Discovery images of NEA 2014 JG55, a 10- to 26-foot-wide rock that passed only 1/4 as far as the moon from Earth on May 10, 2014. In the two hours separating these images, the object's apparent motion (indicated by the streak it forms on the images during the exposure) increased by 50% to 1.5 degrees per hour, and it brightened from 18th to 17th visual magnitude.
Credit: Palomar Transient Factory/Caltech
A small asteroid buzzed Earth Saturday (May 10), coming well within the orbit of the moon.
The near-Earth asteroid 2014 JG55 missed our planet by just 60,000 miles (96,560 kilometers), or about one-quarter of the distance between Earth and the moon. The flyby marked the third-closest asteroid near miss of 2014, researchers said.

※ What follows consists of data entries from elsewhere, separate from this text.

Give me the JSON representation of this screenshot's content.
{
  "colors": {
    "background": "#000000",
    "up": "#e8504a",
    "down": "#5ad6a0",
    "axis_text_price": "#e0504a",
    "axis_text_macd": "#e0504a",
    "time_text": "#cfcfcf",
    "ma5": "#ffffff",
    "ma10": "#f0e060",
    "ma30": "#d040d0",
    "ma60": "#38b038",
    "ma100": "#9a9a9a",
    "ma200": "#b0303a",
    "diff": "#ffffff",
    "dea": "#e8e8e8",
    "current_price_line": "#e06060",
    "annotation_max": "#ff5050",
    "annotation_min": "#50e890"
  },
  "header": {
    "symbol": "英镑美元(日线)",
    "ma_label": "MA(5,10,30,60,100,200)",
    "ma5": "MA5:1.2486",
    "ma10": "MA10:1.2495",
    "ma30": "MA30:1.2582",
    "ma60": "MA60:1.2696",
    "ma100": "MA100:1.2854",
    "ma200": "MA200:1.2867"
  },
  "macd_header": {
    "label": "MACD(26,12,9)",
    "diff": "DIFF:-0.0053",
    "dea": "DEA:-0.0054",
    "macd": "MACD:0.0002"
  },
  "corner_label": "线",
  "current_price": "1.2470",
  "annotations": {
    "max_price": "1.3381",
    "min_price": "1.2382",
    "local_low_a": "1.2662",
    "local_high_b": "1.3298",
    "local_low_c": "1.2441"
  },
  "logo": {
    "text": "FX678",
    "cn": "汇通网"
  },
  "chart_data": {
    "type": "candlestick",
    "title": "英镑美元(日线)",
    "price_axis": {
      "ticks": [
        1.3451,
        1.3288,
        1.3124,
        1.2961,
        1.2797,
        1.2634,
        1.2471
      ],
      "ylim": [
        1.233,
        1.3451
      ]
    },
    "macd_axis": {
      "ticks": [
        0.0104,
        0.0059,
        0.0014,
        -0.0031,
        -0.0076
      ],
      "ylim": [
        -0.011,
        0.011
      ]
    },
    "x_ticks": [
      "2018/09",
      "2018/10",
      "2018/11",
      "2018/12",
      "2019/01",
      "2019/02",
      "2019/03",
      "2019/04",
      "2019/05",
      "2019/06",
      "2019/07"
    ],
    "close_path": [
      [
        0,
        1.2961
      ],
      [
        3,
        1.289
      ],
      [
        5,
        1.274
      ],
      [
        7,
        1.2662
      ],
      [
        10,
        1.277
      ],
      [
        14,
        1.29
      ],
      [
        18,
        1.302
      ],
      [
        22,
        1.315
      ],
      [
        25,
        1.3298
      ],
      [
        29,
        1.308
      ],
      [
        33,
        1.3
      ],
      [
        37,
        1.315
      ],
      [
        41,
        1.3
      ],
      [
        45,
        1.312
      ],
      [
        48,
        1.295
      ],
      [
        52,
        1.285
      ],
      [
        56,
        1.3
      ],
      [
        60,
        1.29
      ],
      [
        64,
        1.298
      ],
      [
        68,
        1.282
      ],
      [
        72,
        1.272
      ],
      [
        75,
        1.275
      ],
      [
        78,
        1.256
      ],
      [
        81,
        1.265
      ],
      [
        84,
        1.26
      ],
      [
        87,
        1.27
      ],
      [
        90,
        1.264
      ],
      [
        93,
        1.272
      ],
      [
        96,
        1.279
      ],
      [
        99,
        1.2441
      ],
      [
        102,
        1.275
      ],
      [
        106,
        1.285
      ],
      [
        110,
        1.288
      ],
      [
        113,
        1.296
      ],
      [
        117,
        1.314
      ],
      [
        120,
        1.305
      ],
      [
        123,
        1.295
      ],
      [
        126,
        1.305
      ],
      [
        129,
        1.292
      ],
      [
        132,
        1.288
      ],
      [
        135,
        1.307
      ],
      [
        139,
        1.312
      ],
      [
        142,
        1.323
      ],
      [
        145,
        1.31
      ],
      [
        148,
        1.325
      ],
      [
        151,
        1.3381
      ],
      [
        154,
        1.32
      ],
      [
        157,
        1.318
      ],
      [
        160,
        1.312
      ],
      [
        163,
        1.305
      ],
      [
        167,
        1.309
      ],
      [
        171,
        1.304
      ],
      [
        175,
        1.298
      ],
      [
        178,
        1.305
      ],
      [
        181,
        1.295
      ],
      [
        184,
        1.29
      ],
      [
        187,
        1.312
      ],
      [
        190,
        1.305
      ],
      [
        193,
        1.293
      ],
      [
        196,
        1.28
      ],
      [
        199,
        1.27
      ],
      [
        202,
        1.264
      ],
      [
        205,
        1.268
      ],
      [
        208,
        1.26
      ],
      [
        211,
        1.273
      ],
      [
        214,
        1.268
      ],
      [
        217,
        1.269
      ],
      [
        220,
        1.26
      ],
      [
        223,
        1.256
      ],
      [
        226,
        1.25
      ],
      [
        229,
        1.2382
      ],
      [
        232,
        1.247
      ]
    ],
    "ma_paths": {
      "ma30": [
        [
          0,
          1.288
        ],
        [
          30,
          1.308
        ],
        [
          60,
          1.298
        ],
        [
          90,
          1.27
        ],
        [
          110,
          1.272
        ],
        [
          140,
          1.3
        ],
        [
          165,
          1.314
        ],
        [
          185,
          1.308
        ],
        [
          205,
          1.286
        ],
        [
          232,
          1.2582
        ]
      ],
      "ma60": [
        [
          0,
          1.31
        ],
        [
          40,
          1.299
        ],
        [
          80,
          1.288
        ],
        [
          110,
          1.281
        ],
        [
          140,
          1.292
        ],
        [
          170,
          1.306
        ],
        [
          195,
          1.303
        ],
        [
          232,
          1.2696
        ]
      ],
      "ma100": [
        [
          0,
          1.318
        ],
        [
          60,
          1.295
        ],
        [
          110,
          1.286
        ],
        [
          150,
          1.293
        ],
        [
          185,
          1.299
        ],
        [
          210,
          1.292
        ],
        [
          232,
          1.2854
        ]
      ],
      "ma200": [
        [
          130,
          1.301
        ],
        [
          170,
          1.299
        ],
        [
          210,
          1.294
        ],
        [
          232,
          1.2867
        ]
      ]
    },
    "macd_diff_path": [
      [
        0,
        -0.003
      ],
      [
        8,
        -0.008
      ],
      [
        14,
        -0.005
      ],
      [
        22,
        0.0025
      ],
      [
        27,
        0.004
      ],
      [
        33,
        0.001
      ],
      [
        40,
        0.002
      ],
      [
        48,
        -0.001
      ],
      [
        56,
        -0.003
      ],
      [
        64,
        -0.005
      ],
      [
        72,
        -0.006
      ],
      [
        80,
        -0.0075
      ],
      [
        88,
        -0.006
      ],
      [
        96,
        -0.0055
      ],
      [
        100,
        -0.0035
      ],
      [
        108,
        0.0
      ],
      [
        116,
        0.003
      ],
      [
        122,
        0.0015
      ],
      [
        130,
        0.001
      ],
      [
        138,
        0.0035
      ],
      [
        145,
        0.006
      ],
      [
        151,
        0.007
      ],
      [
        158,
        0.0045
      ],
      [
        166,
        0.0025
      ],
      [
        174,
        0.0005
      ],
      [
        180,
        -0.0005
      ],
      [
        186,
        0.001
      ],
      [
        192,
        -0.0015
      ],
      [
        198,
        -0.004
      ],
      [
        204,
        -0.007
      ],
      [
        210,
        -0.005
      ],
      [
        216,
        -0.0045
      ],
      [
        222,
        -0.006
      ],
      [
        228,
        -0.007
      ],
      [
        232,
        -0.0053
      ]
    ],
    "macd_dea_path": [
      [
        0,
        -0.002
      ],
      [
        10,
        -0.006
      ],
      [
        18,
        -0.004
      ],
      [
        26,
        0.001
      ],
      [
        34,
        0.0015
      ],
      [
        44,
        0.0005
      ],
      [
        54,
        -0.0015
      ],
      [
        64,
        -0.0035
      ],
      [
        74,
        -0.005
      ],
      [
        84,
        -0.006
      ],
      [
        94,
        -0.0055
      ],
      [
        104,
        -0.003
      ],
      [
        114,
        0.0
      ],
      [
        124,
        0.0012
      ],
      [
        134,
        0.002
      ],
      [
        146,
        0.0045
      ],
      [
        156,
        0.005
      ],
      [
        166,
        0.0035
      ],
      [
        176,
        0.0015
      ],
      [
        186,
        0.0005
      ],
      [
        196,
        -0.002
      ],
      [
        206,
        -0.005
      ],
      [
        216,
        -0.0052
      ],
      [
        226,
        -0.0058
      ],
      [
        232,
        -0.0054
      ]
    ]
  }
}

The space rock was traveling about 22,000 mph (35,400 km/h) relative to Earth when it zipped past, they added.
The asteroid likely wouldn't have done much damage if it had struck Earth, however; it's too small. Scientists think 2014 JG55 — which was discovered on Saturday by the Palomar Transient Factory survey in southern California — is 10 to 26 feet (3 to 8 meters) wide.
That's about the same size as asteroid 2014 AA, the first new space rock discovered in 2014. The car-size 2014 AA was spotted on Jan. 1 and is thought to have crashed into Earth's atmosphere over the Atlantic Ocean just a few hours later.
About one billion asteroids the size of 2014 AA and 2014 JG55 cruise through Earth's neighborhood, researchers estimate. Just a tiny fraction of them have been detected to date. As of today (May 15), scientists have identified and catalogued about 10,950 near-Earth asteroids of all sizes.
The good news is that pretty much all of the potential civilization-enders — asteroids bigger than 0.6 miles (1 km) across — have been found, and none of them appear to pose any threat to Earth in the near future. But many other space rocks capable of devastating large areas of the planet remain undetected, cruising unnamed through the depths of space.
And asteroids don't have to be behemoths to cause damage here on the ground. The space rock that detonated without warning above the Russian city of Chelyabinsk last year, for example, was likely just 65 feet (20 m) or so wide. The shockwave from the Russian meteor explosion shattered thousands of windows and injured about 1,500 people.